Au delà des mensonges explicites bien connus (masques, tests, etc.), au-delà des défaillances que nous avons longuement dénoncées et qui sont apparus criantes (abandon de l’hôpital public, pénurie de médicaments, dépendance industrielle et pharmaceutique à l’étranger lointain), il y a également une incapacité chronique à mettre en œuvre les politiques annoncées.
Aucun contrôle du « tester, isoler, tracer »… Insuffisance des campagnes de tests dans les établissements scolaires… Insuffisance des contrôles aux aéroports.. Difficultés inexplicables faites aux collectivités (en nombre insuffisants) qui souhaitaient accueillir un centre local de vaccination anti-COVID ou encore le refus initial de mettre en place des vaccinodromes (tout cela pour des raisons peu avouables, à savoir la pénurie initiale de doses de vaccins)… Retard des dispositifs pour entrer en contact, convaincre et vacciner toutes les populations fragiles, en particulier les personnes âgées qui vivent seules chez elles… ou encore les personnes les plus pauvres, isolées ; nous le payons encore !
Le gouvernement n’a pas donné l’impulsion nécessaire pour obtenir une mobilisation suffisante afin de permettre la vaccination quasi-totale des personnes fragiles et vulnérables, pour rapprocher lieux de vaccination et d’information des habitants que ce soit en milieu rural ou dans les quartiers populaires de nos banlieues. Croit-on qu’il soit suffisant pour convaincre et rassurer de limiter les campagnes d’information publique à des spots mettant en scène le rêve d’une grand-mère de retrouver ses petits enfants ou celui d’un rugbyman de retrouver ses camarades de jeu grâce au vaccin ?
Faute d’arriver aux objectifs fixés car il a failli à en donner les moyens à la puissance publique, l’exécutif décide désormais brutalement d’accroître et de généraliser les contraintes, les interdits… sans pouvoir répondre à la question qui reste en suspens au regard des expériences précédentes : si tant est que cela soit souhaitable et adapté, la puissance publique sera-t-elle plus efficaces pour faire appliquer l’élargissement du périmètre du Pass sanitaire alors que les précédents dispositifs ont été approximatifs… ?
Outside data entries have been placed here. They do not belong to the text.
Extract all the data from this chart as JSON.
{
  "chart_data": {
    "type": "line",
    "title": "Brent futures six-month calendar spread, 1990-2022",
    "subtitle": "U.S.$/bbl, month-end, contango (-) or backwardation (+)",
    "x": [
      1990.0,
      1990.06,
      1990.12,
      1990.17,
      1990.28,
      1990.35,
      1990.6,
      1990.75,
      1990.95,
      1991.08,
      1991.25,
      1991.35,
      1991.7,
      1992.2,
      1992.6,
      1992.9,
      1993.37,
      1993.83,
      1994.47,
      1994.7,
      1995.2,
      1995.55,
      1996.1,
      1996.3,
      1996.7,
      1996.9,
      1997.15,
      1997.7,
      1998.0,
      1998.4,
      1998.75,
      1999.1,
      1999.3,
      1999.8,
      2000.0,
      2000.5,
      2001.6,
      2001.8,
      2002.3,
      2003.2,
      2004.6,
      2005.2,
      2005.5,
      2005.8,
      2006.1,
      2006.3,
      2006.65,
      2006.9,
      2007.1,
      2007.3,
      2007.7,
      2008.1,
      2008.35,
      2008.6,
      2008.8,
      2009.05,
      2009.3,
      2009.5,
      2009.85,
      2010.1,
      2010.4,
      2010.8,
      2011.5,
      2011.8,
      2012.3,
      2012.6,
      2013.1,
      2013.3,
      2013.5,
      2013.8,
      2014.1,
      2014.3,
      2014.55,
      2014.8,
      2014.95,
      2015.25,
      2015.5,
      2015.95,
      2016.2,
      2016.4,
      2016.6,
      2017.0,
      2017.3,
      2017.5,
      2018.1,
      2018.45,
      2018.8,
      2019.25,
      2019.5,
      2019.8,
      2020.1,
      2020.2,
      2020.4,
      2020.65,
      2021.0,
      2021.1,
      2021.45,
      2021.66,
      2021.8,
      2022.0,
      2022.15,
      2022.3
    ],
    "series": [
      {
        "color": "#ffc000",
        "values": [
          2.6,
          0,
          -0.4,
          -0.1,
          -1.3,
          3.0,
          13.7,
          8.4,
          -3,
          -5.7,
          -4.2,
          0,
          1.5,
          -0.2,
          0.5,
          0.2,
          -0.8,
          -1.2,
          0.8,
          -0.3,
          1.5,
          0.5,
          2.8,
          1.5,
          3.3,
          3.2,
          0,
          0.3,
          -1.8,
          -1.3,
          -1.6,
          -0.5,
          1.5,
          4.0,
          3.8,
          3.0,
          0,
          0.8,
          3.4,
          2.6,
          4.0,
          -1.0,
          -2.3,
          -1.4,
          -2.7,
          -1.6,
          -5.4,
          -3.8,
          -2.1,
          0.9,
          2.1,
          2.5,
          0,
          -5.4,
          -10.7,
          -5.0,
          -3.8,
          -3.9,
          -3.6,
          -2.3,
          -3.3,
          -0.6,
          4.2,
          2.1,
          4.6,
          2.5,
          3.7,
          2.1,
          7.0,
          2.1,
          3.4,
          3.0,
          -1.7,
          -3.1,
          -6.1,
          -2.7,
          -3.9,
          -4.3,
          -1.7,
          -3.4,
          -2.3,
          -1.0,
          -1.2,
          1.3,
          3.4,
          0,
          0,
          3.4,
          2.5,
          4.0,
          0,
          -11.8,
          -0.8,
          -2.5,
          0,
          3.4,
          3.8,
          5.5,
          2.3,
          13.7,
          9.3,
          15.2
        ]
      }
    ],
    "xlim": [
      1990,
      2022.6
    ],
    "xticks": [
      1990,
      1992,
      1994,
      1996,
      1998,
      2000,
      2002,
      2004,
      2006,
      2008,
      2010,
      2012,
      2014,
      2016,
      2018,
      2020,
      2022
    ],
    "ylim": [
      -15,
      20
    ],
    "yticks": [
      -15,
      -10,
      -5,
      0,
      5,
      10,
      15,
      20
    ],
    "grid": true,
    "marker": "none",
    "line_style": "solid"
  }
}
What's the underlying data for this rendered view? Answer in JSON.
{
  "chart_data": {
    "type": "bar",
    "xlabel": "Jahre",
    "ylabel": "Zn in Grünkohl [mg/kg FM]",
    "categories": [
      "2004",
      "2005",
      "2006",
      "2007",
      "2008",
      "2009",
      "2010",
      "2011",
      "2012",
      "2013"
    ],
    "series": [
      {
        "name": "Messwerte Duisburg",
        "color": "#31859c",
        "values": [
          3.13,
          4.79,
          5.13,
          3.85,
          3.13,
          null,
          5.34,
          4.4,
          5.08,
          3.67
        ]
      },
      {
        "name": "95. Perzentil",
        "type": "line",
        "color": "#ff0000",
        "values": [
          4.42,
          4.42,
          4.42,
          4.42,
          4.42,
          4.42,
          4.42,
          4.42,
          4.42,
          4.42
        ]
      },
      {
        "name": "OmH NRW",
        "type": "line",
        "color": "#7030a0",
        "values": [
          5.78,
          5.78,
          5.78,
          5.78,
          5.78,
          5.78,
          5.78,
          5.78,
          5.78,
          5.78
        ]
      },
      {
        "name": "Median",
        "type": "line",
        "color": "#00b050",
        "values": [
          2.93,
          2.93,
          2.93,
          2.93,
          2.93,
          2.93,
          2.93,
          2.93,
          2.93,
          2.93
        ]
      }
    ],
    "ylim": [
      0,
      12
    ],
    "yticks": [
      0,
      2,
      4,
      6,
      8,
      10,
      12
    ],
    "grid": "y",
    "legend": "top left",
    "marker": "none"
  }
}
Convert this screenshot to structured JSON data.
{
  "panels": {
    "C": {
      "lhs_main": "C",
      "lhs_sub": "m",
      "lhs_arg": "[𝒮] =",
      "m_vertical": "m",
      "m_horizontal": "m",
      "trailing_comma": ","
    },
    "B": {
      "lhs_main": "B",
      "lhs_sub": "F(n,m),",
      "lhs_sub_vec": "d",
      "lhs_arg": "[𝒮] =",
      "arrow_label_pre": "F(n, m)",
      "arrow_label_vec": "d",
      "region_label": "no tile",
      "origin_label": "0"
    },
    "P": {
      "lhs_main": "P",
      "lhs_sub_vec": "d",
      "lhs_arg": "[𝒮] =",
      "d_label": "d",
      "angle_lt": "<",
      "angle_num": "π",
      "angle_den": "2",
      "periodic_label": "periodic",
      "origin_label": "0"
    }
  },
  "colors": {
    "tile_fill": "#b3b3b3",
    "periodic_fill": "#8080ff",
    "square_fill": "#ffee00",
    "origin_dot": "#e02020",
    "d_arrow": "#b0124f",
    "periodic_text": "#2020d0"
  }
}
Cette forme de contrainte relative apparaît de prime abord comme un outil potentiellement puissant pour inciter certains de nos concitoyens à sauter le pas de la vaccination – plus de 3 millions de personnes ont en effet pris RDV pour se faire vacciner dans les 3 jours qui ont suivi l’allocution présidentielle –, il conviendrait désormais de garantir que les infrastructures et les doses soient au rendez-vous : pour vacciner entièrement l’ensemble des soignants qui ne le sont pas encore d’ici le 15 septembre ainsi que les millions de Français qui prennent RDV désormais dans la perspective de la généralisation du Pass Sanitaire, il faudrait mettre les bouchées doubles. Rien ne serait plus détestable que le fait de créer un embouteillage dans la vaccination des soignants jusqu’ici hésitant, alors que – faute d’avoir mis en place jusqu’ici les dispositifs nécessaires pour emporter leur conviction – l’exécutif vient de fortement les stigmatiser. Si les pouvoirs publics viennent à manquer de doses ou que les locaux ne sont plus adaptés à un tel afflux de patients, certains de concitoyens pourraient avoir à patienter de nombreuses semaines avant de bénéficier du Pass sanitaire espéré ; les Français concernés le vivraient alors comme une punition, une nouvelle forme d’infantilisation collective à laquelle la gestion de la crise sanitaire en France nous a trop souvent habitués. Or des signes inquiétant de manque de doses, la suspension pendant quelques jours de la possibilité de prendre RDV, la capacité à trouver ensuite des créneaux disponibles démontrent que l’exécutif a une nouvelle fois annoncé des mesures sans s’être réellement préoccupé de la capacité à les assumer correctement !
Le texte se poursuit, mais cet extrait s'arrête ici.